Musim lalu melihat pemain seperti Gerard Martin, Marc Bernal, dan Marc Casado menerobos, sementara peluang telah diberikan kepada Jofre Torrents dan Pedro ‘Dro’ Fernandez musim ini, meskipun yang terakhir akhirnya pergi.
Bakat muda lainnya yang selalu menjadi incaran ahli taktik Jerman adalah Toni Fernandez.
Flick masih mengawasi Toni
Memang menurut Mundo Deportivo, Hansi Flick terus memantau perkembangan Toni Fernadez, setelah memberinya debut tim utama sebagai starter di La Liga melawan Girona.
Pada 12 Oktober 2025, dengan Ferran Torres, Gavi, Robert Lewandowski, Dani Olmo dan Raphinha semuanya cedera, Flick memberinya debut di La Liga.
Toni, pemain termuda kesembilan dalam sejarah klub, tetap masuk skuad untuk liga El Clasico melawan Real Madrid sebelum kembali beraksi bersama Barca Atletic.
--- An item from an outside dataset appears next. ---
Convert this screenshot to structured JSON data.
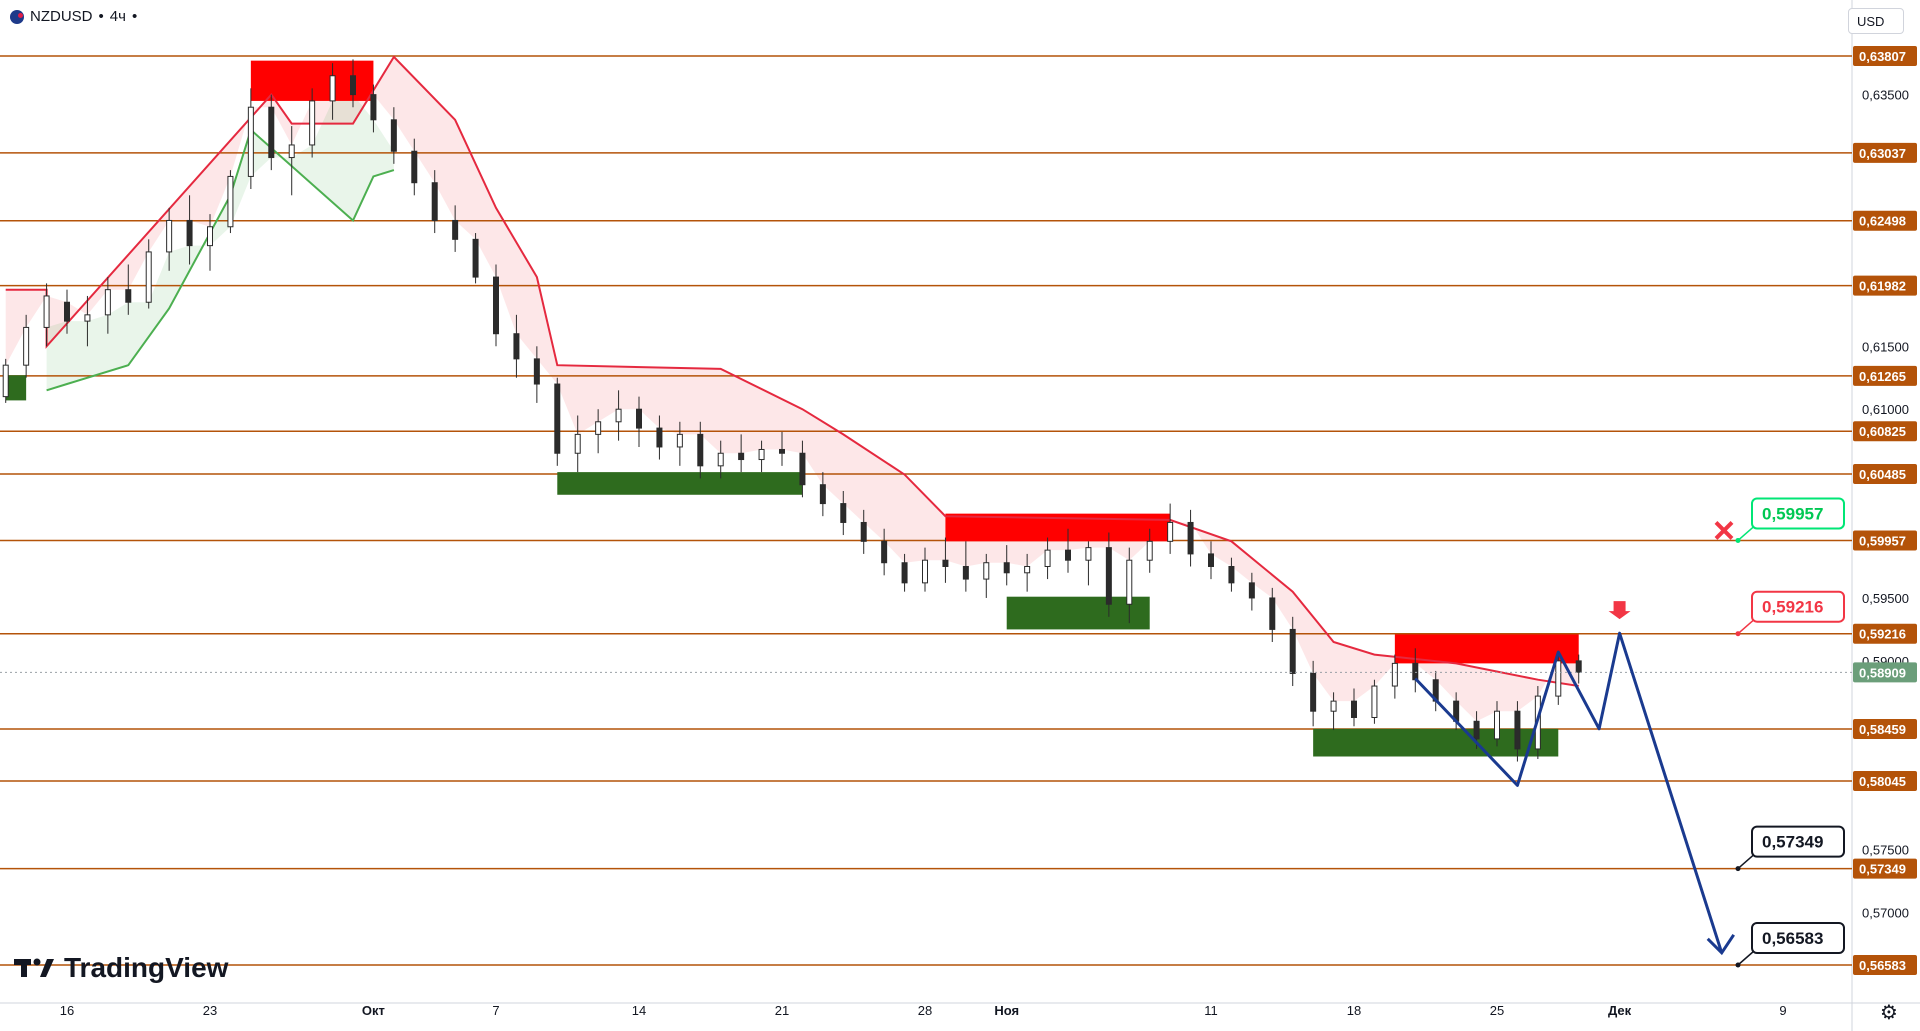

Flick yakin sang penyerang membutuhkan menit bermain reguler dan ritme pertandingan, yang akan sulit didapat bersama tim utama.
Meski begitu, di kesempatan sekecil apa pun, seperti baru-baru ini melawan Real Oviedo, pelatih asal Jerman itu tetap memasukkannya ke dalam skuad. Dia tidak melupakan perkembangan permata remaja.
Teh La Masia Pemain telah berlatih dengan tim utama sejak musim 2024-25, ketika ia baru berusia 16 tahun. Penyerang berkaki kiri ini adalah pemain termuda di skuad pramusim Flick dan tampil mengesankan selama tur pramusim AS.
Setelah musim panas yang menjanjikan itu, ia melewatkan tim yunior dan, meski sempat mengalami cedera, ia tampil menonjol untuk Barça Atletic dengan delapan gol dan tiga assist musim lalu.
Barcelona menerima banyak tawaran untuknya selama musim panas, namun memutuskan untuk mempertahankannya. Saat ini menjadi bagian dari tim cadangan, Toni adalah pemain yang terus diikuti oleh Flick dengan pandangan ke depan.